Miller, Arthur;
The Crucible: A Play in Four Acts
Penguin, 1968, 128 pages
ISBN 0140480781, 9780140480788
topics: | drama
Miller's scripts are very detailed.
The common room Proctor's house, eight days later. At the right is a door opening on the fields outside. A fireplace is at the left, and behind it a stairway leading upstairs. It is the low, dark, and rather long living-room of the time. As the curtain rises, the room is empty. From above, ELIZABETH is heard softly singing to the children. Presently the door opens and JOHN PROCTOR enters, carrying his gun. He glances about the room as he comes toward the fireplace, then halts for an instant as he hears her singing. He continues on to the fireplace, leans the gun against the wall as he swings a pot out of the fire and smells it. Then he lifts out the ladle and tastes. He is not quire pleased. He reaches to a cupboard, takes a pinch of salt, and drops it into the pot. As he is tasting again, her footsteps are heard on the stair. He swings the pot into the fireplace and goes to a basin and washes his hands and face. ELIZABETH enters.

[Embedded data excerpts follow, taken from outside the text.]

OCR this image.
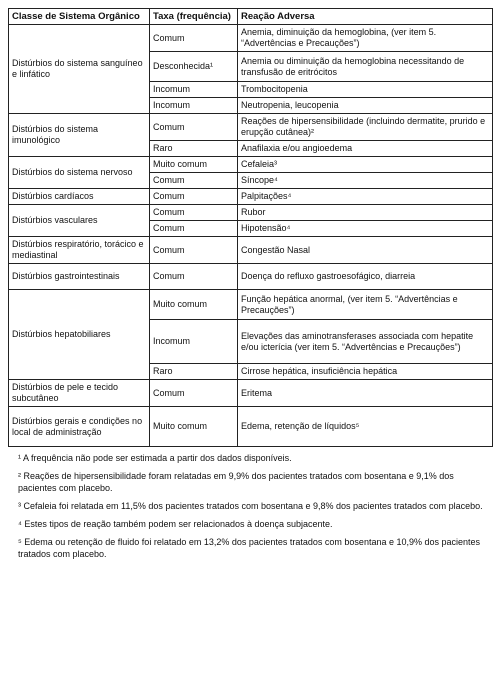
Classe de Sistema Orgânico	Taxa (frequência)	Reação Adversa
Distúrbios do sistema sanguíneo e linfático	Comum	Anemia, diminuição da hemoglobina, (ver item 5. “Advertências e Precauções”)
	Desconhecida¹	Anemia ou diminuição da hemoglobina necessitando de transfusão de eritrócitos
	Incomum	Trombocitopenia
	Incomum	Neutropenia, leucopenia
Distúrbios do sistema imunológico	Comum	Reações de hipersensibilidade (incluindo dermatite, prurido e erupção cutânea)²
	Raro	Anafilaxia e/ou angioedema
Distúrbios do sistema nervoso	Muito comum	Cefaleia³
	Comum	Síncope⁴
Distúrbios cardíacos	Comum	Palpitações⁴
Distúrbios vasculares	Comum	Rubor
	Comum	Hipotensão⁴
Distúrbios respiratório, torácico e mediastinal	Comum	Congestão Nasal
Distúrbios gastrointestinais	Comum	Doença do refluxo gastroesofágico, diarreia
Distúrbios hepatobiliares	Muito comum	Função hepática anormal, (ver item 5. “Advertências e Precauções”)
	Incomum	Elevações das aminotransferases associada com hepatite e/ou icterícia (ver item 5. “Advertências e Precauções”)
	Raro	Cirrose hepática, insuficiência hepática
Distúrbios de pele e tecido subcutâneo	Comum	Eritema
Distúrbios gerais e condições no local de administração	Muito comum	Edema, retenção de líquidos⁵

¹ A frequência não pode ser estimada a partir dos dados disponíveis.

² Reações de hipersensibilidade foram relatadas em 9,9% dos pacientes tratados com bosentana e 9,1% dos pacientes com placebo.

³ Cefaleia foi relatada em 11,5% dos pacientes tratados com bosentana e 9,8% dos pacientes tratados com placebo.

⁴ Estes tipos de reação também podem ser relacionados à doença subjacente.

⁵ Edema ou retenção de fluido foi relatado em 13,2% dos pacientes tratados com bosentana e 10,9% dos pacientes tratados com placebo.
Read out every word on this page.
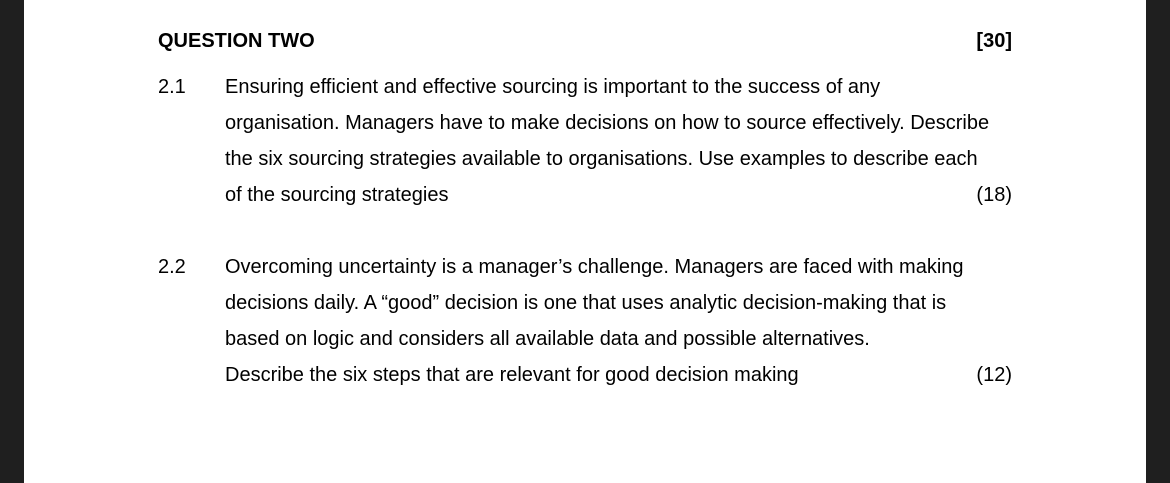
QUESTION TWO	[30]
2.1 Ensuring efficient and effective sourcing is important to the success of any
organisation. Managers have to make decisions on how to source effectively. Describe
the six sourcing strategies available to organisations. Use examples to describe each
of the sourcing strategies	(18)
2.2 Overcoming uncertainty is a manager’s challenge. Managers are faced with making
decisions daily. A “good” decision is one that uses analytic decision-making that is
based on logic and considers all available data and possible alternatives.
Describe the six steps that are relevant for good decision making	(12)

The vestry room of the salem meeting house, now serving as the anteroom of the General Court. As the curtain rises, the rom is empty, but for sunlight pouring through two high windows in the back wall. The room is solemn, even forbidding. Heavy beams just out, boards of random widths make up the walls. At the right are two doors leading into the meeting house proper, where the court is being held. At the left another door leads outside. There is a plain bench at the right we hear a prosecutor's voice, JUDGE HATHORNE'S asking a question; then a woman's voice, MARTHA COREY'S replying.